Eram idênticas, poderiam ser confundidas com gêmeas. Mesmos vestidos leves e claros, mesmo tamanho de cabelo e intensidade de olhos. Mas Alissa via o mundo de forma diferente de Katherine, mesmo em seus cinco anos de idade. Conseguia notar algo errado, conseguia perceber que seus pais não se importavam com elas, assim como suas mães.

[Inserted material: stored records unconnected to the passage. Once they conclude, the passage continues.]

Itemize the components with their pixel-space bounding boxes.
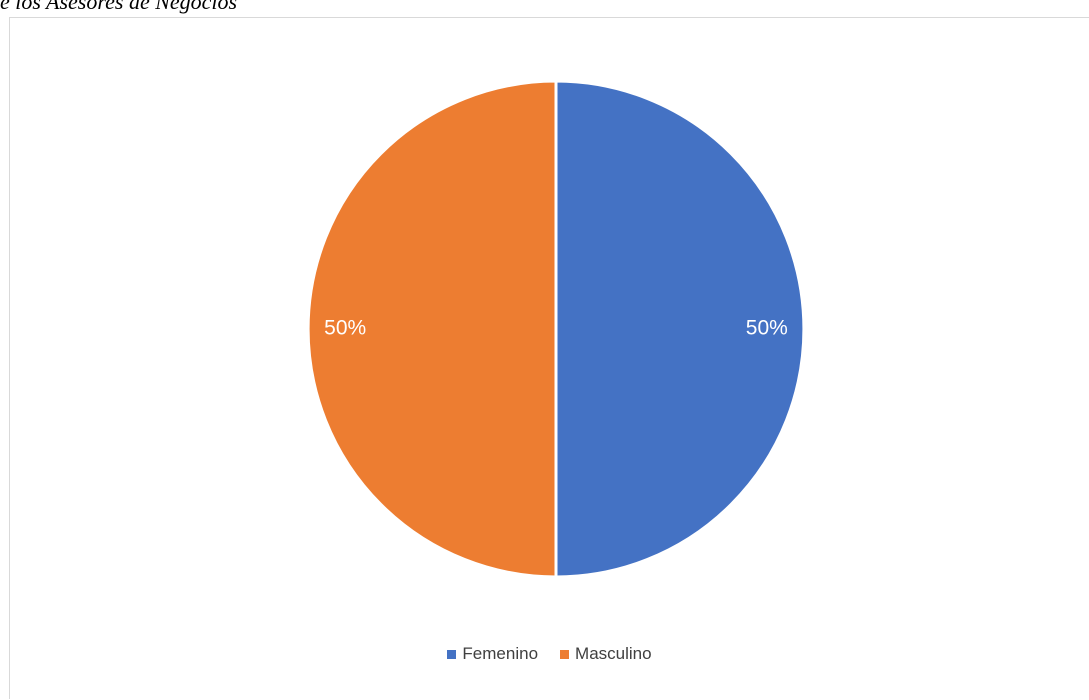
legend-item-femenino: Femenino <box>447 644 538 664</box>
legend-label-femenino: Femenino <box>462 644 539 663</box>
legend-swatch-femenino <box>447 649 457 659</box>
pie-chart: 50% 50% <box>306 79 806 579</box>
figure-caption: e los Asesores de Negocios <box>0 0 238 14</box>
legend-label-masculino: Masculino <box>575 644 652 663</box>
pie-slice-femenino <box>554 79 806 579</box>
legend-item-masculino: Masculino <box>560 644 652 664</box>
data-label-femenino: 50% <box>746 317 788 340</box>
data-label-masculino: 50% <box>324 317 366 340</box>
chart-area: 50% 50% Femenino Masculino <box>9 17 1089 699</box>
legend-swatch-masculino <box>560 649 570 659</box>
pie-slice-masculino <box>306 79 558 579</box>
chart-legend: Femenino Masculino <box>10 644 1089 664</box>
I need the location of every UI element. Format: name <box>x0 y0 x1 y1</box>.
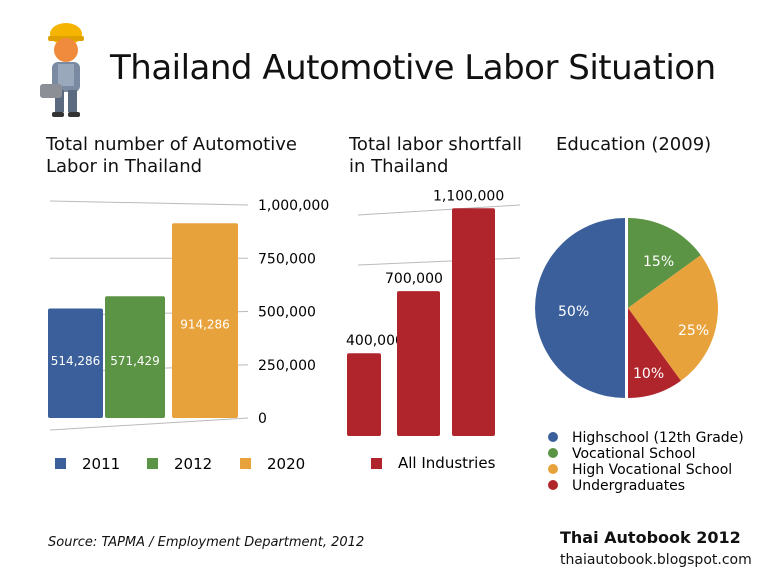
chart3-title: Education (2009) <box>556 134 712 155</box>
legend-label: 2011 <box>82 455 120 473</box>
pie-slice <box>628 255 718 381</box>
legend-label: Undergraduates <box>572 478 685 494</box>
legend-swatch <box>371 458 382 469</box>
bar <box>347 353 381 436</box>
data-label: 25% <box>678 323 709 339</box>
data-label: 514,286 <box>51 354 101 368</box>
legend-swatch <box>55 458 66 469</box>
y-tick-label: 0 <box>258 411 267 427</box>
brand-name: Thai Autobook 2012 <box>560 528 741 547</box>
legend-label: High Vocational School <box>572 462 732 478</box>
data-label: 400,000 <box>346 333 404 349</box>
bar <box>397 291 440 436</box>
data-label: 700,000 <box>385 271 443 287</box>
bar <box>452 208 495 436</box>
chart2-title-line: Total labor shortfall <box>349 134 522 155</box>
legend-label: All Industries <box>398 454 496 472</box>
bar <box>105 296 165 418</box>
gridline <box>357 257 521 266</box>
chart2-title-line: in Thailand <box>349 156 449 177</box>
legend-label: Highschool (12th Grade) <box>572 430 744 446</box>
legend-swatch <box>240 458 251 469</box>
data-label: 571,429 <box>110 354 160 368</box>
data-label: 10% <box>633 366 664 382</box>
data-label: 50% <box>558 304 589 320</box>
construction-worker-icon <box>36 20 96 120</box>
legend-label: Vocational School <box>572 446 696 462</box>
chart1-title-line: Total number of Automotive <box>46 134 297 155</box>
brand-url: thaiautobook.blogspot.com <box>560 552 752 568</box>
y-tick-label: 250,000 <box>258 358 316 374</box>
pie-slice <box>535 218 625 398</box>
chart1-title-line: Labor in Thailand <box>46 156 203 177</box>
legend-swatch <box>548 480 558 490</box>
data-label: 914,286 <box>180 317 230 331</box>
chart2-title: Total labor shortfall in Thailand <box>349 134 522 178</box>
legend-label: 2012 <box>174 455 212 473</box>
bar <box>172 223 238 418</box>
data-label: 15% <box>643 254 674 270</box>
chart1-title: Total number of Automotive Labor in Thai… <box>46 134 297 178</box>
legend-swatch <box>548 464 558 474</box>
y-tick-label: 750,000 <box>258 251 316 267</box>
gridline <box>357 204 521 216</box>
gridline <box>49 200 249 206</box>
bar <box>48 308 103 418</box>
data-label: 1,100,000 <box>433 188 504 204</box>
source-note: Source: TAPMA / Employment Department, 2… <box>48 535 365 550</box>
legend-label: 2020 <box>267 455 305 473</box>
pie-slice <box>628 308 681 398</box>
y-tick-label: 1,000,000 <box>258 198 329 214</box>
page-title: Thailand Automotive Labor Situation <box>110 48 716 88</box>
legend-swatch <box>147 458 158 469</box>
legend-swatch <box>548 432 558 442</box>
gridline <box>49 417 249 431</box>
legend-swatch <box>548 448 558 458</box>
pie-slice <box>628 218 701 308</box>
y-tick-label: 500,000 <box>258 305 316 321</box>
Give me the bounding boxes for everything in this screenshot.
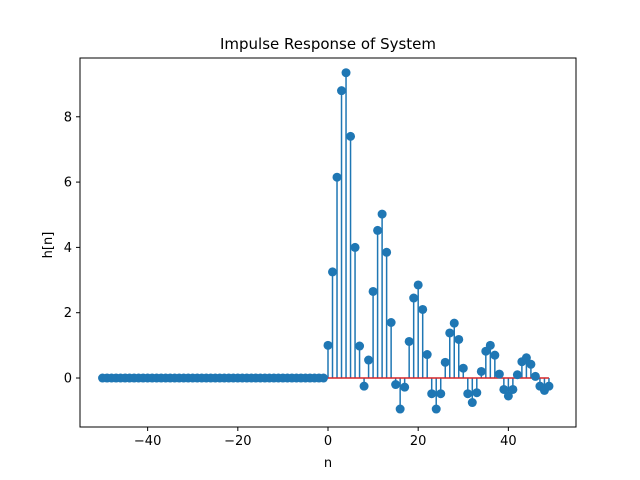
y-tick-label: 0	[64, 372, 72, 387]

Nem as babás. Só estavam lá pelo dinheiro. Alissa sabia, mesmo com uma incógnita enorme, ela sabia. Mas Katherine... não. Não era isso que parecia, não era isso que queria. Sempre que via seu pai, queria poder ir vê-lo, conversar com ele. Eram raras as vezes que ele aparecia lá pessoalmente, mas quando aparecia, sempre a tratava bem. Sempre tinha um sorriso no rosto, uma voz doce, um abraço aconchegante... que logo terminava, o corpo se virava e ele sumia por mais algumas semanas.

Voltava, fingia ser um pai novamente, e sumia... mas, para ela, aquilo se tornava quase um vício. Um desejo de poder ter mais tempo com o pai. Aqueles poucos segundos eram bons. As semanas sem vê-lo eram silenciosas. Não era essa a intenção de Milton, mas foi o que criou.

Magia. Poderes. Heróis. Constantemente, coisas assim passavam na televisão. As duas garotas, que sempre estavam juntas, assistiam vidradas com os olhinhos na TV gigante em comparação a elas, e sempre almejavam, fantasiavam:

— Vamos ser as maiores heroínas do mundo! — exclamou Alissa, erguendo os braços.

Uhum! — ronronou Katherine, afirmando com a cabeça e imitando-a com os braços.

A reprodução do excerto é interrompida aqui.